The entrance to Chritoph Buchel's Dump

 

Très intéressant article sur «Les limites de l'ajournement de la crise par le capital financier et le délire des programmes d'austérité» par Ernst Lohoff et Norbert Trenkle, lisible notamment sur palim-psao.over-blog.fr et téléchargeable ci-dessous:

Sur l'immense déchargz du capital fictif

 

La «critique de la valeur» voudrait que l'on se passe du travail. Doux idyllisme. Pour elle, en effet, il ne s'agit plus de libérer le travail du capital mais de se libérer du travail en tant que tel, dans ses deux dimensions, concrète et abstraite. Elle ne rêve pourtant pas non plus de faire travailler les machines suivant le programme de Engels-Marx (à la fin du Livre III du Capital) car le mode de production industriel est capitaliste dans son essence (sans neutralité technicienne). Alors quoi donc? Eh bien, la wertkritik ne nous le dit pas. Elle évoque bien l'aliénation de nos capacités de travail, mais elle ne nous indique pas comment nous pourrions les employer de façon libre, et paradoxalement elle valorise le «travail théorique» qui est le sien. Ou si elle reconnaît la nécessité d'une activité humaine pour obtenir de la nature la satisfaction des besoins et des désirs humains, c'est sous l'invocation passéiste d'un phénomène social total ou de l'architectonique classique.

 

La wertkritik se refuse à fournir aucun mode d'emploi pour une société future et pose seulement qu'«aucun medium fétichiste (comme aujourdhui le travail) ne s'interpose désormais entre les individus sociaux et entre les individus sociaux et le monde» (cf. «Qu'est-ce que la wertkritik?» à la suite de chacun des articles publiés sur le site palim-psao.over-blog.fr, et téléchargeable ICI). Cependant ce concept d'individu social connote une approche de la société non holiste – en dépit de sa prétention à saisir enfin le système capitaliste dans sa totalité – ou non marxiste pour le dire clairement. Et c'est bien ce qui transparaît à travers les analyses diverses de cette wertkritik qui s'oppose aux lectures traditionnelles de Marx, à l'anticapitalisme tronqué, etc. À mieux y regarder, elle propose purement et simplement de «rompre avec le marxisme», et notamment avec la lutte des classes.
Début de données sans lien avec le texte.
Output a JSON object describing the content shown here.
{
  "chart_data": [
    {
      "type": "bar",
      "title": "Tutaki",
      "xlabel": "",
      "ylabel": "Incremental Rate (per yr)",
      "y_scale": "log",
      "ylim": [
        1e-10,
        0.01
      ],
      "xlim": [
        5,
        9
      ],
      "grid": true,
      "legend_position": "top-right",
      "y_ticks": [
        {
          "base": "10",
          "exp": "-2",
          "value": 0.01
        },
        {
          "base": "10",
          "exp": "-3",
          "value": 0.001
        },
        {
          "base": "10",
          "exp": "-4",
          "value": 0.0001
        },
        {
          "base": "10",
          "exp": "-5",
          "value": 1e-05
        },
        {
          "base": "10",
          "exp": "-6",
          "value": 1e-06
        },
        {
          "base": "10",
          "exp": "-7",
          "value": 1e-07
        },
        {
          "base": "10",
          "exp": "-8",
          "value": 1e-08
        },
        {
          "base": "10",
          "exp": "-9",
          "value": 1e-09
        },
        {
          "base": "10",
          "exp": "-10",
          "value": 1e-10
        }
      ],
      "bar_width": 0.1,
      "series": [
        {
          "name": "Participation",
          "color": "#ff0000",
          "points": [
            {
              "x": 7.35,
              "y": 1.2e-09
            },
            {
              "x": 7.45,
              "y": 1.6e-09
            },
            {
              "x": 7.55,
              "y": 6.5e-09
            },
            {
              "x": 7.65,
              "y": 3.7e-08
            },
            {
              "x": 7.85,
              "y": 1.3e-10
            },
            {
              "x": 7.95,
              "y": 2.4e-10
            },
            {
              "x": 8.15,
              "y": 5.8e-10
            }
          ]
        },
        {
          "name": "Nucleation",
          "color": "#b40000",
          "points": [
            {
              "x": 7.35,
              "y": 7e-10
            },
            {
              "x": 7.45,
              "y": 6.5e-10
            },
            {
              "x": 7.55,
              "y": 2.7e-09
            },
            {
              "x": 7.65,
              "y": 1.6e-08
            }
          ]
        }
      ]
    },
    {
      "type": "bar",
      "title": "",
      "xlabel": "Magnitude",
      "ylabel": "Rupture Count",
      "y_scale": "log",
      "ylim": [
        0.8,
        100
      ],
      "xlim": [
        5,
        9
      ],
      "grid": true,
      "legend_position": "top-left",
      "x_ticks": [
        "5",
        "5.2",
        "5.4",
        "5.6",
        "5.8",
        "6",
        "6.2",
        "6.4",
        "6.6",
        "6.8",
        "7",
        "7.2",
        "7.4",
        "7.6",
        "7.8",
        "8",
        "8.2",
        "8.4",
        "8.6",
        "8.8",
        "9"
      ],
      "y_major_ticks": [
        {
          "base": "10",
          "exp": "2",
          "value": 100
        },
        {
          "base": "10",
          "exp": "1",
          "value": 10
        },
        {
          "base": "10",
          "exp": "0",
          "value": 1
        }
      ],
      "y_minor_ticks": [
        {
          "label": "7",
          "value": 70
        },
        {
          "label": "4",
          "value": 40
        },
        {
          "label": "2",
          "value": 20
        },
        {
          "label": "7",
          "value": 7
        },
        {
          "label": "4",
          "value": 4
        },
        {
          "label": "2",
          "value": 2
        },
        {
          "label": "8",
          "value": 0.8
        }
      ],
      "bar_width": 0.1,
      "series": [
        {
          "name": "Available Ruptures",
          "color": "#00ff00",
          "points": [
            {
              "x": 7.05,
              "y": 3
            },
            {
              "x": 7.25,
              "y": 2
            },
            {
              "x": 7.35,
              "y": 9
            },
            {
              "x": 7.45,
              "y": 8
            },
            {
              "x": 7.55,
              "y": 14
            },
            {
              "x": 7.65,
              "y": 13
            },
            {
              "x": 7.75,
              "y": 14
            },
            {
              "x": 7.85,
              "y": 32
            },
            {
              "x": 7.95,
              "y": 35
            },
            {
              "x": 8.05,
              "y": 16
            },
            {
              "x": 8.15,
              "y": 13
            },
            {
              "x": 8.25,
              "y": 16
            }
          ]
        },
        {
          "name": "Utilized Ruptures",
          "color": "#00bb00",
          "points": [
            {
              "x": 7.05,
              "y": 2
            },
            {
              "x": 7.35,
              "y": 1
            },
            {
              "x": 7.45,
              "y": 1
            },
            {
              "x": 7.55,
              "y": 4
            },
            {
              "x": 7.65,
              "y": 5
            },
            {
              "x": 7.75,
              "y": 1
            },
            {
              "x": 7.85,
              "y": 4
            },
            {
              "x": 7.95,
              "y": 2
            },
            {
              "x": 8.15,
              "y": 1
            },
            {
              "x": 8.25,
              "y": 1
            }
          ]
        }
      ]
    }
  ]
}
Certes, et Marx fut le premier à l'écrire, capitalistes et prolétaires concourent à la production d'un processus automate qui les dépasse. C'est le b.a-ba de la dialectique hégélienne. Mais dire que travailleurs et capitalistes sont des «comparses» et que la lutte des classe («si elle existe» !) «n'est en réalité qu'une lutte d'intérêts» c'est témoigner d'une méprise et de mépris à l'égard du combat de la classe des exploités sur les souffrances desquels, par ailleurs, on verse de chaudes larmes.

 

Ce qui est totalement manqué dans le présent article, à notre sens, c'est précisément l'importance fondamentale du travail, clé qui nous a fait entrer dans le capitalisme et qui seule nous en fera sortir. Le projet d'émanciper l'humanité du fétichisme de la valeur sans plus «le critiquer à partir du point de vue du travail» est vain. Il repose sur une méconnaissance philosophique de la naissance archaïque de la valeur dans la dénégation de la pro-duction qui signale aujourd'hui son retour dans le Gestell et, conjointement, sur une incompréhension de classe de l'origine de la financiarisation du capitalisme. La financiarisation est la voie où depuis la deuxième moitié du XIXe siècle le capital s'est vu contraint par les luttes sociales à s'engager toujours plus. Mais le capitalisme ne peut subsister que s'il exploite le travail vivant – et sous cette condition il le peut longtemps et même en droit toujours, le capitalisme ne porte pas en germe son propre effondrement. L'élévation de la composition organique du capital (même à l'époque de la «3e révolution industrielle») ne change rien à l'affaire. Elle permet bien plutôt de jeter sur le pavé les travailleurs par dizaines de millions pour les remployer à des tâches toujours plus simples et moins rémunérées. Ainsi commencent et se terminent les crises. La présente dure parce qu'il reste difficile pour le capital, malgré la lente décomposition de la gauche depuis la disparition de l'URSS, de remettre les hommes au chagrin dans de telles conditions du fait de la résistance ou de ce qui subsiste de la résistance sociale. Mais chaque jour apporte au capital une nouvelle victoire et il est en passe de gagner la lutte finale, à moins qu'il ne doive pour y parvenir déclencher carrément la guerre. On comprend l'appui que peut représenter pour lui une critique qui préfère à la notion de production de plus-value celle, soi-disant plus compréhensive, de valorisation, et qui s'en prend à la lutte des classes et à toute idée de «ré-appropriation» du travail et de ses outils, si même cette critique oppose aux «programmes d'austérité» – de façon du reste très abstraite et incohérente (mais pour le coup à juste titre) – qu'«avec moins de cinq heures hebdomadaires d'activité productive par personne, on pourrait produire une richesse permettant une vie décente à tous les habitants de la planète, et vraiment à tous, et cela sans détruire les bases naturelles de la vie».

 

En vérité, c'est par le travail que nous sortirons de la «décharge» du capital – le travail pro-ducteur du monde, celui que Marx appelait en effet générique et qui aliéné ou exploité ne peut produire que l'immonde. Mais il y va ici d'une autre phénoménologie que celle de Michel Henry et d'un autre anticapitalisme que celui des spirituels nourris de la sueur et du sang des travailleurs.

Commentaire(s)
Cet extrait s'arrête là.